Conforme a portaria, entre os povos afetados estão os do Território Xingu, da Terra Indígena Capoto/Jarina e da Aldeia Kopenoty. Vinculado à 6ª Câmara de Coordenação e Revisão do MPF, foi fixado o prazo de um ano para conclusão do procedimento, que deve acompanhar o cumprimento das cláusulas de termo de ajustamento de conduta celebrado, além de fiscalizar de forma continuada o fato que enseja tutela de interesses individuais indisponíveis.
Antiga BR-080, a rodovia estadualizada MT-322 se estende desde a divisa entre Mato Grosso e Goiás até o município de Novo Mundo, pouco depois de Matupá, no entroncamento com a BR-163. Parte significativa dela passa entre os municípios de Peixoto de Azevedo e São José do Xingu, inclusive sobre o Rio Xingu, se sobrepondo aos limites entre o Território Indígena do Xingu (TIX) e a Terra Indígena (TI) Capoto Jarina, na região do Parque Indígena do Xingu.

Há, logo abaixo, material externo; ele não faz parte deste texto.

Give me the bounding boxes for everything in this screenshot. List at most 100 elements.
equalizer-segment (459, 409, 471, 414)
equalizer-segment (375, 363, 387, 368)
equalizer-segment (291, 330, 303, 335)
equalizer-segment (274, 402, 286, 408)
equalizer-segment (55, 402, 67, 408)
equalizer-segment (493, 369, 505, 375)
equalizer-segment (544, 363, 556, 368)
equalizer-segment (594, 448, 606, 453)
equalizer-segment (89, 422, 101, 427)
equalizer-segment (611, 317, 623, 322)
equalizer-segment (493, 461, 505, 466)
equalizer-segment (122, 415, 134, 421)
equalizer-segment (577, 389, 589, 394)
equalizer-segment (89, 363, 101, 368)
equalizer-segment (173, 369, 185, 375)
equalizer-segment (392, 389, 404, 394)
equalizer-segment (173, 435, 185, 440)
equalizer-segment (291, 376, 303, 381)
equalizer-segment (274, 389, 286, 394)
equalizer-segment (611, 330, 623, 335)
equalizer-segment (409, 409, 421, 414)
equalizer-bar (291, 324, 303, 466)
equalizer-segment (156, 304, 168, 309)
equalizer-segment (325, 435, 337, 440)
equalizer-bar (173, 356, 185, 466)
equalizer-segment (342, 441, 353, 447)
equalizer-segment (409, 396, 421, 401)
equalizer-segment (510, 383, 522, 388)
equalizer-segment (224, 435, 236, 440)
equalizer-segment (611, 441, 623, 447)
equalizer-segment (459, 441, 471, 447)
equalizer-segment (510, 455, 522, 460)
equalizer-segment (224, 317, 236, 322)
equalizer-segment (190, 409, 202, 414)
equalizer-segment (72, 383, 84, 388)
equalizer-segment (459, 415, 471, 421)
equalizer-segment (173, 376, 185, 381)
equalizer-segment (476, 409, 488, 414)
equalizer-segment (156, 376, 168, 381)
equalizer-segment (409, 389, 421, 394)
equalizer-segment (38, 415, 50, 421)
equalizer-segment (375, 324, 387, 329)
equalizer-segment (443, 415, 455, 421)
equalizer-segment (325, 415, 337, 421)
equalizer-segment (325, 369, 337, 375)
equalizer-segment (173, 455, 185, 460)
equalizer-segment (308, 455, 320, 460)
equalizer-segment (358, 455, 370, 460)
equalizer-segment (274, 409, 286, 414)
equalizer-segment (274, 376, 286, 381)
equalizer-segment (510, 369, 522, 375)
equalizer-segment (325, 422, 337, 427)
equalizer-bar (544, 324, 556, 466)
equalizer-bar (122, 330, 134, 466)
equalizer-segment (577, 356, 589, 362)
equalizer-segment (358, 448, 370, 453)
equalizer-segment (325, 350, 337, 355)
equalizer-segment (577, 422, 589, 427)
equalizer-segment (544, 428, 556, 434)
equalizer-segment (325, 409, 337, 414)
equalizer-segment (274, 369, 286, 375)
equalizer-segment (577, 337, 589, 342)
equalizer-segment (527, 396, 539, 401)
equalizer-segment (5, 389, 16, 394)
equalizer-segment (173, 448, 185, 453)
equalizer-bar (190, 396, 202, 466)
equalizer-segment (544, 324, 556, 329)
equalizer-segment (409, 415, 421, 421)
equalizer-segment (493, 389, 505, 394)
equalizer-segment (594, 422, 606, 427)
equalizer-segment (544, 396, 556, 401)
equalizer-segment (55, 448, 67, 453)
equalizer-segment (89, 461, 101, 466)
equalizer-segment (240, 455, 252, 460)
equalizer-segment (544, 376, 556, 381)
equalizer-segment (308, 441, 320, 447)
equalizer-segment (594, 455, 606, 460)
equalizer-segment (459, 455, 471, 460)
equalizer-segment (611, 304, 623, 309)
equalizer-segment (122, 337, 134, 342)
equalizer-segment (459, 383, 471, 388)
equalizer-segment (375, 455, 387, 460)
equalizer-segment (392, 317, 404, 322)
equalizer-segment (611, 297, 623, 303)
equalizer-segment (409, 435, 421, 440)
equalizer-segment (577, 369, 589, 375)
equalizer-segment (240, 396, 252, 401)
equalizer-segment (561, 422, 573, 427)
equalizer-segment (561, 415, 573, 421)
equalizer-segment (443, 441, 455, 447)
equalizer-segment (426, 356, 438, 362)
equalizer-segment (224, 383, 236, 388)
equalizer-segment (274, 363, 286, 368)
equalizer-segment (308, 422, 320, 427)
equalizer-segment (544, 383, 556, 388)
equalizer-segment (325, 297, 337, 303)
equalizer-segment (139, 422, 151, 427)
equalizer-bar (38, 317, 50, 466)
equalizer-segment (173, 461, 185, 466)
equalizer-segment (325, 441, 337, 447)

A apuraçao considera que, segundo o art. 109, XI, da Constituição da República, compete à Justiça Federal processar e julgar disputa sobre direitos indígenas, e por ser função institucional do Ministério Público defender judicialmente os direitos e interesses das populações indígenas, consoante art. 129, V, da Constituição da República.
Cabe ao MPF determinar tais procedimentos, e se necessário, abertura de Inquérito Civil e a Ação Civil Pública, para a proteção do patrimônio público e social, do meio ambiente e de outros interesses coletivos.